L'élue municipale contre-attaque dans la saga de l'îlot Esso. En octobre 2013, 10 jours avant les élections, Anne Guérette était accusée publiquement par le promoteur David Grondin d'avoir distribué des croquis inexacts et des fausses informations concernant le projet d'immeuble de condos à l'îlot Esso, coin boulevard René-Lévesque et avenue Cartier.

Le promoteur avait déposé une plainte auprès du ministère des Affaires municipales, demandant qu'une enquête soit ouverte concernant les «manquements à l'éthique» d'Anne Guérette. Celle-ci a tenté pendant plusieurs mois d'en savoir plus sur cette plainte et la conclusion de l'enquête. En vain, déplore-t-elle.

Raison? La plainte n'aurait jamais été complétée, a-t-elle appris il y a quelques semaines. «Il apparaît clair que le promoteur a agi de mauvaise foi. Le promoteur a essayé de me faire taire, de m'intimider, d'atteindre à ma réputation, en plein coeur de la campagne électorale», lance aujourd'hui Anne Guérette.

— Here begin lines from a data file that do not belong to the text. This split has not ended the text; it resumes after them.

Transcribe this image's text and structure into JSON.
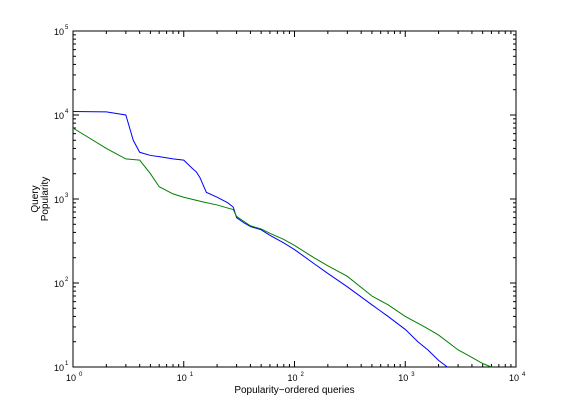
{
  "chart_data": {
    "type": "line",
    "title": "",
    "xlabel": "Popularity−ordered queries",
    "ylabel_lines": [
      "Query",
      "Popularity"
    ],
    "xscale": "log",
    "yscale": "log",
    "xlim": [
      1,
      10000
    ],
    "ylim": [
      10,
      100000
    ],
    "grid": false,
    "legend": "none",
    "x_ticks": [
      {
        "base": "10",
        "exp": "0",
        "value": 1
      },
      {
        "base": "10",
        "exp": "1",
        "value": 10
      },
      {
        "base": "10",
        "exp": "2",
        "value": 100
      },
      {
        "base": "10",
        "exp": "3",
        "value": 1000
      },
      {
        "base": "10",
        "exp": "4",
        "value": 10000
      }
    ],
    "y_ticks": [
      {
        "base": "10",
        "exp": "1",
        "value": 10
      },
      {
        "base": "10",
        "exp": "2",
        "value": 100
      },
      {
        "base": "10",
        "exp": "3",
        "value": 1000
      },
      {
        "base": "10",
        "exp": "4",
        "value": 10000
      },
      {
        "base": "10",
        "exp": "5",
        "value": 100000
      }
    ],
    "series": [
      {
        "color": "#0000ff",
        "x": [
          1,
          2,
          3,
          3.5,
          4,
          5,
          6,
          8,
          10,
          12,
          13,
          14,
          16,
          20,
          25,
          28,
          30,
          35,
          40,
          50,
          60,
          80,
          100,
          150,
          200,
          300,
          500,
          700,
          1000,
          1300,
          1600,
          2000,
          2400
        ],
        "y": [
          11000,
          10900,
          10000,
          5000,
          3600,
          3300,
          3200,
          3000,
          2900,
          2300,
          2100,
          1800,
          1200,
          1050,
          900,
          800,
          600,
          520,
          470,
          430,
          370,
          300,
          250,
          170,
          130,
          90,
          55,
          40,
          28,
          20,
          16,
          12,
          10
        ]
      },
      {
        "color": "#008000",
        "x": [
          1,
          2,
          3,
          4,
          5,
          6,
          8,
          10,
          15,
          20,
          25,
          28,
          30,
          35,
          40,
          50,
          60,
          80,
          100,
          150,
          200,
          300,
          500,
          700,
          1000,
          1500,
          2000,
          3000,
          4000,
          5000,
          6000
        ],
        "y": [
          7000,
          4000,
          3000,
          2900,
          2000,
          1400,
          1150,
          1050,
          920,
          850,
          780,
          750,
          620,
          540,
          480,
          440,
          390,
          330,
          280,
          200,
          160,
          120,
          70,
          55,
          40,
          30,
          24,
          16,
          13,
          11,
          10
        ]
      }
    ]
  }
}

En laissant planer le spectre d'une plainte en éthique - mais sans la compléter -, le promoteur aurait selon elle causé des dommages à sa réputation. Et cela sans lui permettre d'assumer sa défense, estime Anne Guérette. «Il a franchi les limites de l'infranchissable», avance-t-elle. «Je comprends que nous, comme élus, on a le dos large. Il y a bien des affaires qui se brassent dans les médias. On doit être capable de vivre avec ça. Mais je considère que M. Grondin est allé trop loin. Je mets mon pied par terre et j'exige qu'il se rétracte, qu'il s'excuse, sinon je le poursuis en diffamation.»

Mise en demeure

La conseillère municipale a expédié une mise en demeure à l'homme d'affaires. Elle lui a donné jusqu'à ce midi pour formuler des excuses, et demande le remboursement de 1500 $ en frais d'avocat.

Le promoteur David Grondin n'a pas rappelé Le Soleil, vendredi. En 2013, il avait proposé un édifice desix étages pour l'îlot Esso, un projet finalement rejeté par référendum. En janvier dernier, il est revenu à la charge avec une construction de quatre étages. Cet immeuble devrait voir le jour, car sa hauteur respecte le zonage déjà en vigueur.